Memorial Day weekend mayhem shows city hunting for answers in the wrong places
A beefed-up safety plan can’t overcome street violence if parents, grandparents aren’t involved.
I’m just back from a week in San Antonio, Texas where it was near 90 degrees every day.
And while the Texans witnessed their own holiday mayhem, it was nothing like what Chicagoans endured.
Seven people were killed here and 34 others were wounded over the Memorial Day weekend.
That’s despite a beefed-up safety plan that included flooding the so-called “zone” with 1,200 extra police officers, making available 100 programs and events targeting youth, and putting religious leaders on the streets.
While Mayor Lori Lightfoot points out that there’s no “magic wand” for violence, the increased manpower and positive activities offered in just about every neighborhood should have at least stopped horrific crimes.
But that didn’t happen either.
Two unidentified men fatally shot Brittany Hill, 24, in Austin right after the long weekend ended before 9 a.m. Tuesday.

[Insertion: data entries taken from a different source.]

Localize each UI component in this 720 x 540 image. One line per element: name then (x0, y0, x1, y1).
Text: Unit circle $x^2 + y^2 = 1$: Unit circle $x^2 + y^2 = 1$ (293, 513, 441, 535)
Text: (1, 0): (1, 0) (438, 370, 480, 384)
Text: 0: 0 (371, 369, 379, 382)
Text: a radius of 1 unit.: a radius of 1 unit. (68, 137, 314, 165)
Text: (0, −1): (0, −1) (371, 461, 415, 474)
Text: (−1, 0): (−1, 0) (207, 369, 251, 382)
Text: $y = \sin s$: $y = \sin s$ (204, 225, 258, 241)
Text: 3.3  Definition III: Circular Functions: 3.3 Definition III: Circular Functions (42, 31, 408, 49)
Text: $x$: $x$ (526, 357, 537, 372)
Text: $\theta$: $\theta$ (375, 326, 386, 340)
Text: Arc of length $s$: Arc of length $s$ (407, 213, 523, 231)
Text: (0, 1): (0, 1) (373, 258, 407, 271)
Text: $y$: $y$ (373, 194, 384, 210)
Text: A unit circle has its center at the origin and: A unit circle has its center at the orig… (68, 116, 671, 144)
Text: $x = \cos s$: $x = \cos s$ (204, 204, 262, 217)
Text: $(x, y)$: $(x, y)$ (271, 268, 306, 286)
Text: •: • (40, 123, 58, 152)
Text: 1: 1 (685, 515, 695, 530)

The mother was gunned down on the street while holding her 1-year-old daughter. Police believe the killers were possibly targeting people standing on the street next to Hill.
In another shocking murder after midnight Tuesday, Alejandro Aguado, 22, was fatally shot, and two others were wounded, on the celebrated 606 Trail after three males demanded their “gang” affiliation.
Although none of the victims was a gang-member, the assailants shot anyway.
Even scarier, this crime occurred about an hour after the trail officially closed — a time when police officers would likely have been on the lookout for stragglers.
Armed with a gun and likely hopped up on drugs or liquor, the people who committed these acts aren’t likely to be diverted by free tai chi classes or a screening of the “Green Book,” two of the city’s offerings for the long Memorial Day weekend.
Unfortunately, for all its good intentions, the safety strategy was a bust.
Lightfoot noted that “a lot” of the crimes are “crimes of poverty.”
“It’s difficult to make a persuasive argument not to be involved in the illegal drug trade…when there are no other economic activities and opportunities out there for young men and women to participate in,” she said.
If that’s the case, the city should do something drastic.
Instead of directing young folk to “Creative Construction” or “Open shop” at Harold Washington Library, police should offer the young street dealers a real alternative, like a chance to take part in the upcoming legal marijuana market.
If we believe the corporate disinvestment in black and brown neighborhoods is at the root of this obscene violence, then why are we poised to double-down on that disinvestment?
And while I have a lot of respect for “violence interrupters,” a fair amount of the killing has little to do with disputes over gang-territory.
For instance, when someone grabs a gun because he or she feels “disrespected,” or a relationship explodes into domestic violence, there’s not much a violence interrupter can do.
I’m also concerned that Lightfoot’s train of thought concerning violence unfairly stigmatizes poor people.
I grew up in one of CHA’s crime-ridden developments, and what saved me wasn’t a program.
It was my upbringing.
But even my father’s strict discipline couldn’t save us all. One brother ended up running with a gang, carrying a gun, taking a bullet, and doing time at Statesville.
Still, the fact that only one of his 10 children went astray shows that poverty doesn’t put you on a criminal path.
Frankly, citizens aren’t feeling very charitable these days when it comes to criminals. Too much bad stuff has happened.
For instance, when I got back on Wednesday, I found a letter about the killing of pregnant teen Marlen Ochoa-Uriostegui signed, “The Citizens of Illinois.”
“The psychopaths who murdered [her] to just get her infant sent an uproar through not only this entire state, but through this country… This woman’s death and many others are the POSTER CHILDREN FOR THE DEATH PENALTY,” the letter said.
But the real challenge is figuring out how to keep so many of our children from callously picking up a gun in the first place.
Besides enjoying summer weather in San Antonio, I spent time with my 2-year-old great-nephew.
He is phenomenal.
I know. Every grand or great says that. But I was in total awe of his innocence, his joyfulness, his curiosity, and his ability to soak up our cues.
For some reason I saw with fresh eyes, the sacred responsibility that we hold as parents, grandparents and great-grandparents.
It struck me like an epiphany. We are the ones falling down on our jobs.
We keep looking outside for the key to ending this scourge of violence when that key can only be found in our homes.